In 1976, on a scholarship from the György Cziffra Foundation, he began to study at San Lise near Paris under Ivry Gitlis, whose style of playing has remained a decisive influence on him to this day. When György Cziffra introduced him to Yehudi Menuhin, the master took him on as his pupil, later making him his assistant in 1985. In 1983 Kathy Horváth won first prize at the Bartók Memorial Competition organized by Menuhin. During these years spent in Paris, he made several recordings with clarinet-saxophone player Yochk’o (József) Seffer who also lived in Paris.

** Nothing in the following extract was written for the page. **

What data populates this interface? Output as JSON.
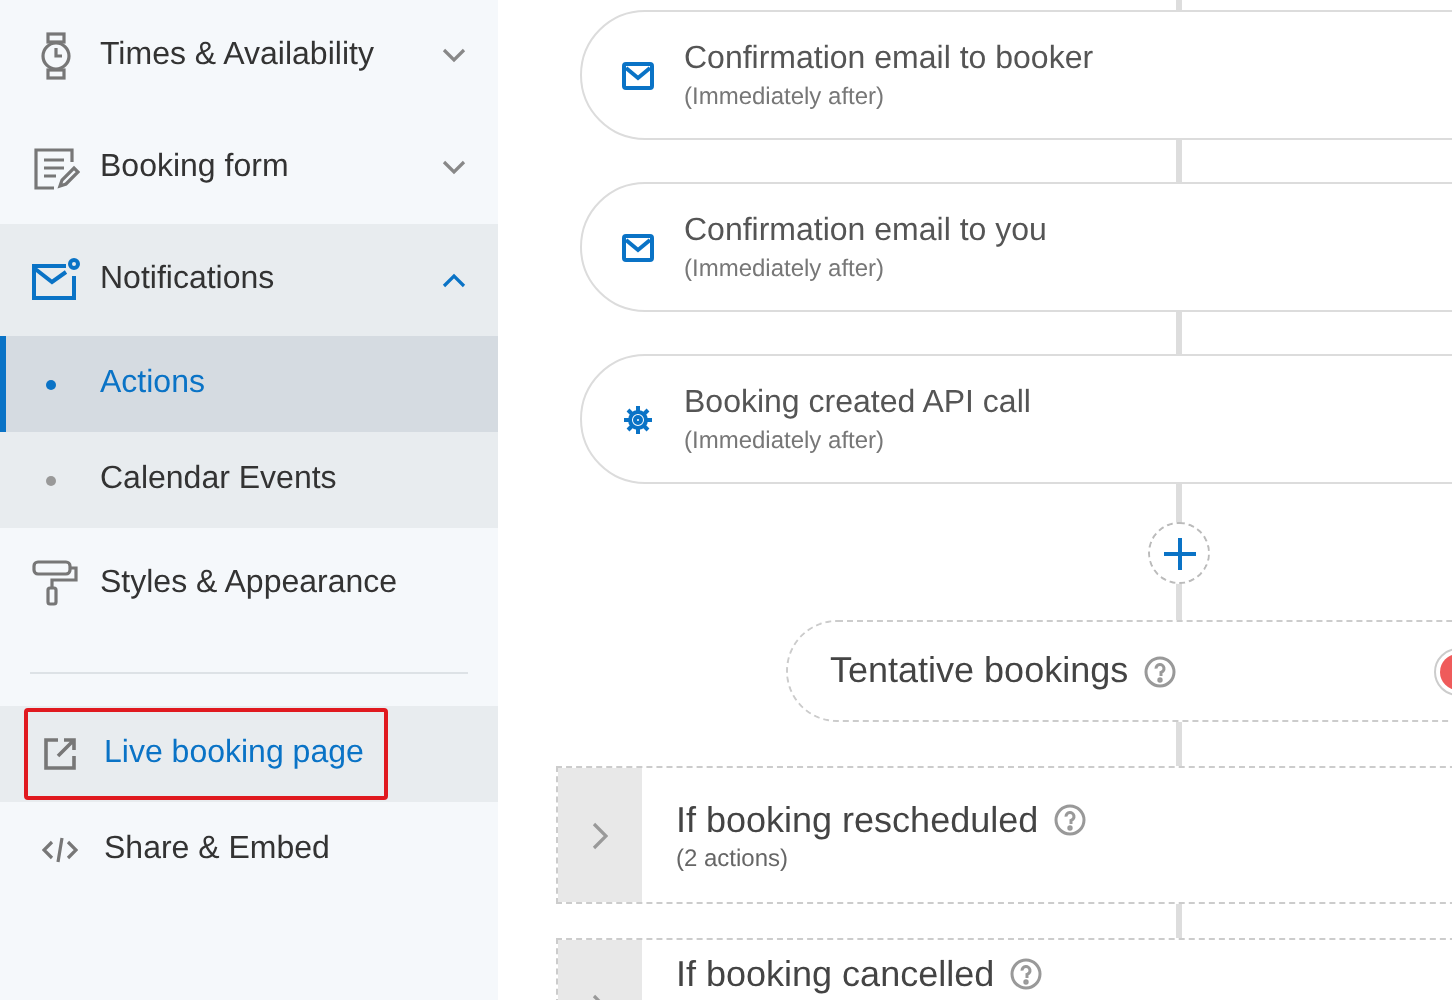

Of these recordings, Chromophonie 1. and Chromophonie 2. in particulare created quite a stir.

He returned to Hungary in 1990, at the end of the socialist regime. Since then he has performed in concerts as a soloist for the Philharmonic Orchestra, and in 1996 applied for and won the post of director of Sunhouse, the Gypsy Cultural Centre which also functions as the first Gypsy theatre. In recognition of his life works as composer and performer, he was awarded the Knight’s Cross Order of the Republic. That same year his album recorded jointly with bass-player Attila Lőrinszky entitled Sketches, was released.

Almost ten years have passed since Kathy Horváth became known for his unique, inimitable world of sound and his style of playing with mistuned violins and violas. This technique – the use of simple and double - stopping on mistuned instruments – demands remarkable improvisation abilities, concentration of the highest degree and exceptional familiarity with the instrument. For the recording In one breath, he used one tuned and four mistuned violins plus one mistuned viola from his collection of instruments by masters Guarneri, Landolphi, Panormo, Gagliano and Nemessányi.